Commençons par ce qui fâche. Avec son scénario peu original et ses multiples sources d'inspiration – God of War, Dante's Inferno, Devil May Cry, etc. –, Castlevania : Lords of Shadow n'incarne pas tout à fait le renouveau flamboyant de la licence qu'on attendait. Son identité est trop floue pour mériter l'appellation « Castlevania ». Pour autant, voici une renaissance plutôt plaisante.
Dans la peau de Gabriel Belmont, jeune membre de la Confrérie de la lumière, vous partez en quête de la vérité sur le meurtre de votre femme. Vous vous retrouvez entraîné dans une aventure tout en cabrioles, combats, cinématiques et quick time events qui vous mène dans les domaines des Seigneurs noirs.
Les Lords of Shadow menacent l'équilibre entre le bien et le mal, mais leurs pouvoirs conjugués pourraient, surtout, permettre à Gabriel de ramener sa compagne à la vie. Une bonne motivation pour notre héros qui va manger du loup-garou, du vampire et des gobelins pendant plus de 30 heures de jeu.

Un chemin trop balisé
Avec ses beaux décors rappelant le Seigneur des anneaux, le Monde de Narnia (pour l'extérieur) ou encore Underworld (pour les intérieurs), Castlevania cherche son atmosphère, sans vraiment la trouver. Le mélange de heroic fantasy, de style gothique mais aussi de mythologie se fait sentir tant dans le bestiaire (loup-garou, vampire, gobelin) que dans les endroits que vous visitez tout au long de l'aventure (abbaye, cathédrale, vallée luxuriante, etc.)
Castlevania conserve une forte coloration « plates-formes », et, comme le veut généralement le genre, la liberté n'est pas de mise.
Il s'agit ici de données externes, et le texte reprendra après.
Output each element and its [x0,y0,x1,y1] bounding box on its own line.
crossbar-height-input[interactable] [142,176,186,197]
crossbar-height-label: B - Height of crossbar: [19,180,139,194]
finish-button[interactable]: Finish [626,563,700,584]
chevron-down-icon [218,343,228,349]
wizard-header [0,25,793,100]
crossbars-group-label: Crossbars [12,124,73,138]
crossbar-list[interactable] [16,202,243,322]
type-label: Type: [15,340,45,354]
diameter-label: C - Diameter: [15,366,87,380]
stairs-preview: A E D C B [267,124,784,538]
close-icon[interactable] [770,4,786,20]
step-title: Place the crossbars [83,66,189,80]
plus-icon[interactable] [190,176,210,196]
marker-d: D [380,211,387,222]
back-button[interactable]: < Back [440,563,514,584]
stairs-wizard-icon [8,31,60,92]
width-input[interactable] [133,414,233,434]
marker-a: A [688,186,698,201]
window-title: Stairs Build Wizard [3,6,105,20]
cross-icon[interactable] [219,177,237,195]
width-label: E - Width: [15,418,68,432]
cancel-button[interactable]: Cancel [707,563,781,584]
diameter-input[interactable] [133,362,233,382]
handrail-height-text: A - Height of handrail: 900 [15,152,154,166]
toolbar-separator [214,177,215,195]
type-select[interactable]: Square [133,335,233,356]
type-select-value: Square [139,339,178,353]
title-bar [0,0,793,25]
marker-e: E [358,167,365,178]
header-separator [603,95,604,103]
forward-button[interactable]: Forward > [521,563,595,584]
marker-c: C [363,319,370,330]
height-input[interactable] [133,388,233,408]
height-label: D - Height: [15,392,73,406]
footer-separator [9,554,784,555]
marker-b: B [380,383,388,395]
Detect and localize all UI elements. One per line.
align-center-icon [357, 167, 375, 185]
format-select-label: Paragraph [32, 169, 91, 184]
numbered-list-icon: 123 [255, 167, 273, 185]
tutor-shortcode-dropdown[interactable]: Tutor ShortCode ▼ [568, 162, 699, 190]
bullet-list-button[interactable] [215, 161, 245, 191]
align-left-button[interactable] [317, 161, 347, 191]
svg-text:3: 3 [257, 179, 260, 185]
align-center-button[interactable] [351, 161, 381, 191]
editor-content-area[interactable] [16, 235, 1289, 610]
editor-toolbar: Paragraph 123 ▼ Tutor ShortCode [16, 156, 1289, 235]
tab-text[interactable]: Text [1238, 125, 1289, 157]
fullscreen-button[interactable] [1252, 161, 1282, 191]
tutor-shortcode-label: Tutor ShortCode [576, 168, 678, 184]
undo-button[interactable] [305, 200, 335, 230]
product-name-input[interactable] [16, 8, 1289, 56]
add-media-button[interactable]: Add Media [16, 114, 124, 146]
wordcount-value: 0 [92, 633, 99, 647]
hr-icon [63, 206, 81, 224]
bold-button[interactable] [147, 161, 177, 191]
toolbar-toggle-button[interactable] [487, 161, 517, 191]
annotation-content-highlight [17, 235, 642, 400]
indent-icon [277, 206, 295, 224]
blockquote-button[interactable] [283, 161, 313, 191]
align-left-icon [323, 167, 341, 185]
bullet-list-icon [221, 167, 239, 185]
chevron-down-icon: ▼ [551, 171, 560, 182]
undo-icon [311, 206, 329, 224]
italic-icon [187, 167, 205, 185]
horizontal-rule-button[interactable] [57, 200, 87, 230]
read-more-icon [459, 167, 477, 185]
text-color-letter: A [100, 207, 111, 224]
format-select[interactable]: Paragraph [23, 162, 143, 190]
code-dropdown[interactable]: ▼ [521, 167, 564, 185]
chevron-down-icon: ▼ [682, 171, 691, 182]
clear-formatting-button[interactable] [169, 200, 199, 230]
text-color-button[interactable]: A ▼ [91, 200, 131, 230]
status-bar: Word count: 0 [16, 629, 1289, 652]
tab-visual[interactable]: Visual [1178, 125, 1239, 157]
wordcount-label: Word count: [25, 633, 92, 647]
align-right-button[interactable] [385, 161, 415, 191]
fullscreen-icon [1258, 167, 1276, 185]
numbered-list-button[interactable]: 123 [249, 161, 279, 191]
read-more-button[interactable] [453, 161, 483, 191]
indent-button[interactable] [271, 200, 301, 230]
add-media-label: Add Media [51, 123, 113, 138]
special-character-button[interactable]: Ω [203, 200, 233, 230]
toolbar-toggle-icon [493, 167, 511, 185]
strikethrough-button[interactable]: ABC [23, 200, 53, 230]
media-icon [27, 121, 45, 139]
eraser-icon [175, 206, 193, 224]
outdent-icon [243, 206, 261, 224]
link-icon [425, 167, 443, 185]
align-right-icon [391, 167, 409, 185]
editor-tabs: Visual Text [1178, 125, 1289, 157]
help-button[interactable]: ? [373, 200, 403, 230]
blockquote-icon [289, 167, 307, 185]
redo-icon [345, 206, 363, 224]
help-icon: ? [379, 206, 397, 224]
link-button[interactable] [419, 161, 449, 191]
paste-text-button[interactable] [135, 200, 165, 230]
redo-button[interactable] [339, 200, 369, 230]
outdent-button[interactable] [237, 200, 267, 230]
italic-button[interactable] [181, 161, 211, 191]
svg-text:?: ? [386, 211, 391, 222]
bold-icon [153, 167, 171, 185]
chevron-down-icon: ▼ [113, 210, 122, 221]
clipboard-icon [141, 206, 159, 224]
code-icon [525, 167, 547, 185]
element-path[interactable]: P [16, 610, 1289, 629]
Il est impossible de sortir des sentiers battus ; vous ne pouvez faire que de petits écarts  contrôlés » pour trouver des objets, des armes ou encore des trésors. Si vous passez à côté de l'un d'eux, vous pouvez recommencer à loisir les niveaux déjà parcourus. Ce sera même une obligation, certains endroits n'étant accessibles que bien plus tard, lorsque vous aurez acquis d'autres armes ou pouvoirs.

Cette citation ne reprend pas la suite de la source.